Consider the reason why high flange stresses would be allowed. Normally when flanges are designed to ASME Section VIII, Division 1, the maximum allowable bolt stress at initial tightening (gasket seating) is around 25,000 psi. We would have to limit the bolt stress to this value and at the same time not exceed the maximum allowable stress for the flange. However, when flanges are assembled in the field, the artisan does not see the calculations for the flange design, and quite frankly he does not care. He usually has a procedure that tells him he must apply a given bolt torque to achieve a bolt stress of 50,000 psi (not the ASME allowable value of 25,000 psi). Somehow the flange survives this brutal treatment. In the case of the ASME code, the design function and what happens in the field is ignored. B31.1 seams to recognize this anomaly.

If you look at the help screen for the ‘Flange Allowable Stress Multiplier’ field, you will see this note:

“This increase is implied in B31.1 Appendix II Section 4.2.3 when it states that the longitudinal hub, tangential and radial stress allowables are equal to the yield stress at design temperature, which is essentially 1.5(S). Users wishing to apply this increased allowable to the radial and tangential operating ASME flange allowables should enter 1.5 in this field. Note, prior to the 1992 edition of the ASME NC code, NC paragraph 3658.1(d) also stated that the tangential and radial stress allowable could be increased 50%. The 1992 edition of NC eliminated this increase on these allowables”


The note above indicates "yield stress at design temperature," meaning that the seating condition is not subject to this B31.1 paragraph.

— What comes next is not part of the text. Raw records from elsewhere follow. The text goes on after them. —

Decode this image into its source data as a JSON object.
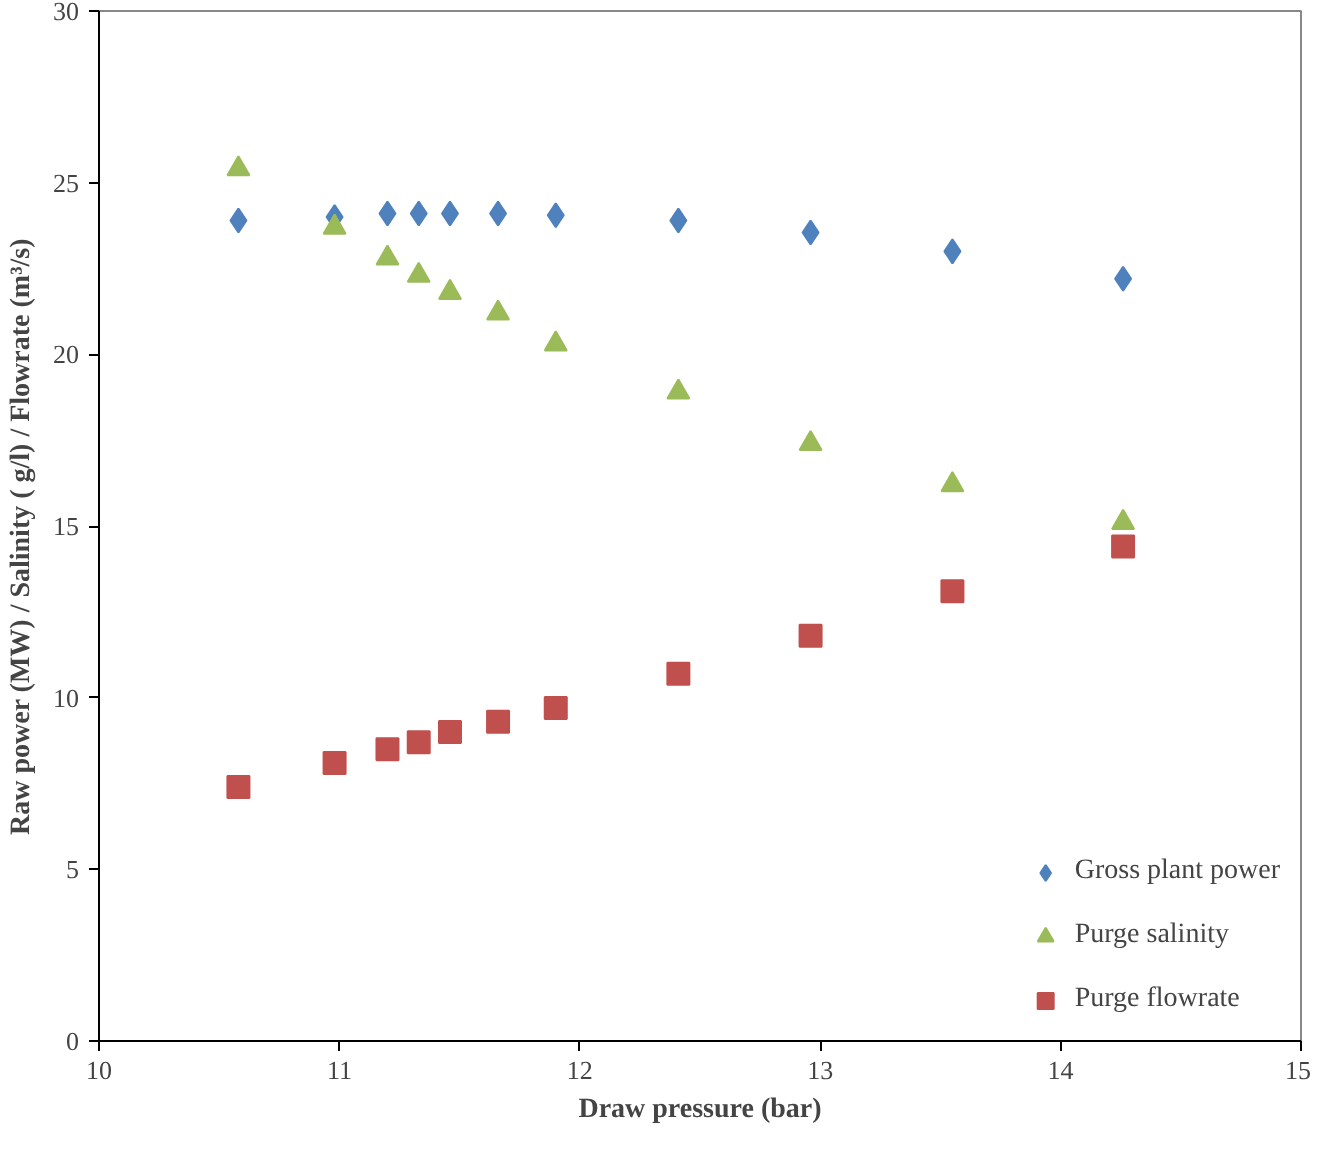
{
  "chart_data": {
    "type": "scatter",
    "xlabel": "Draw pressure (bar)",
    "ylabel": "Raw power (MW)  / Salinity ( g/l)  /  Flowrate (m³/s)",
    "x": [
      10.58,
      10.98,
      11.2,
      11.33,
      11.46,
      11.66,
      11.9,
      12.41,
      12.96,
      13.55,
      14.26
    ],
    "series": [
      {
        "name": "Gross plant power",
        "color": "#4f81bd",
        "marker": "diamond",
        "values": [
          23.9,
          24.0,
          24.1,
          24.1,
          24.1,
          24.1,
          24.05,
          23.9,
          23.55,
          23.0,
          22.2
        ]
      },
      {
        "name": "Purge salinity",
        "color": "#9bbb59",
        "marker": "triangle",
        "values": [
          25.4,
          23.7,
          22.8,
          22.3,
          21.8,
          21.2,
          20.3,
          18.9,
          17.4,
          16.2,
          15.1
        ]
      },
      {
        "name": "Purge flowrate",
        "color": "#c0504d",
        "marker": "square",
        "values": [
          7.4,
          8.1,
          8.5,
          8.7,
          9.0,
          9.3,
          9.7,
          10.7,
          11.8,
          13.1,
          14.4
        ]
      }
    ],
    "xlim": [
      10,
      15
    ],
    "xticks": [
      10,
      11,
      12,
      13,
      14,
      15
    ],
    "ylim": [
      0,
      30
    ],
    "yticks": [
      0,
      5,
      10,
      15,
      20,
      25,
      30
    ],
    "grid": false,
    "legend": "bottom right"
  }
}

Now, using a multiplier of 1.5 x S brings the stress up to the yield stress which is the theoretical limiting stress, because plastic deformation occurs when yield stresses are surpassed. However, generally much higher stresses are applied in the field, strongly suggesting that the design of flanges is actually very conservative (I am not recommending increasing this stress multiplier though).

Hello Loren,

Thank you for giving me a free lecture.
As a follow-up question, look at the attached file and see that the allowable seating stress for the longitudinal hub stress is increased same as the allowable operating stress. While the other seating stress allowables were not increased. Why is this so?

Also, Is it logical to think that the flange assembly should be stronger or at least equally strong at seating condition than at design condition ?

Thanks & hoping for your guidance,

Julius,

The hub stress is a bending stress where the other two are not. In someone's interpretation of B31.1 (I am not sure yet who made this decision) the multiplier can apply to this. As for the strength of the flange assembly I would tend to agree with you, but B31.1 specifically states at design temperature and not in the seating condition, which is why I am surprised we are applying the multiplier to the hub stress in the seating condition. Remember that ASME Section VIII does not allow this multiplier.

The allowable stress multiplier of 1.5 for bending stresses comes from the physics of plastic hinges. It is not a "decision" by the B31 committee, it is reality.

You can go back and read up in Timoshenko or some other basic reference for simple beam theory to see what happens to a round section subjected to a bending load sufficient to produce plastic strains if you want to understand this. Better yet, dig out your simple beam theory text and work through the problem yourself.

Craig,

The allowable stress multiplier of 1.5 for bending stress, if someone uses limit analysis theory for circular c/s will not come come to 1.5, it will come to around 1.33.So I believe that is has to do ( besides limit analysis), a factor that the stress does not exceed y.p.

In fact if inverse of 2/3 i.e. F.O.S on allowable stress , is taken,it comes to 1.5.

Best Regards

Thanks everybody for sharing your thoughts.
I know through this forum that there are modern methods of flange analysis, but I have no knowledge yet on them, that is why I have to use this traditional, proven, conservative approach.

Regards,